In response to:
Atrocities America Forgot from the June 6, 2019 issue
To the Editors:
In his review of Enrico Deaglio’s A True and Terrible Affair Between Sicily and America [NYR, June 6], Frank Viviano writes that the 1890 lynching of eleven Italian-Americans in New Orleans was “the single worst mass lynching in US history.”
Sadly, that grim statistic belongs to the now well-documented massacre of Mexicans living on the banks of the Rio Grande in the isolated village of Porvenir, Texas. On the evening of January 28, 1918, fifteen unarmed men and boys were rounded up and roped together by Texas Rangers and local ranchers, then led to a rock outcropping in the desert and shot dead. They were likely assisted by a troop of US Cavalry, which returned the next day to burn Porvenir to the ground.
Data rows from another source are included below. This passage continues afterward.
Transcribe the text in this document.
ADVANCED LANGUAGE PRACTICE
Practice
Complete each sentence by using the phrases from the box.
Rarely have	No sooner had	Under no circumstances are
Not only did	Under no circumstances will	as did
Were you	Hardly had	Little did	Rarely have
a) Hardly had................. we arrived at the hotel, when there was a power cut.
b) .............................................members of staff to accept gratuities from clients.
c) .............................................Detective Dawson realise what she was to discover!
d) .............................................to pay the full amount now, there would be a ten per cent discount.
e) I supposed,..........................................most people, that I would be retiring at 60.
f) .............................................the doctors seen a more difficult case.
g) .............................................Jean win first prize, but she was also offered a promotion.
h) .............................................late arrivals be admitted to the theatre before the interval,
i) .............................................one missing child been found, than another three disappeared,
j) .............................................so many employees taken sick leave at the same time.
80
The lynching was allegedly in retaliation for a Christmas raid on the nearby Brite Ranch, but there was no evidence that any of the murdered men participated in that attack, which was probably carried out by Villistas or Carranzanistas.
The true motive for the killings has never been established but they were certainly part of the contemporaneous reign of terror, implemented by the Texas Rangers and their allies in other, more populous, parts of Texas that included lynching scores, if not hundreds, of Mexican-Americans—just not that many at once.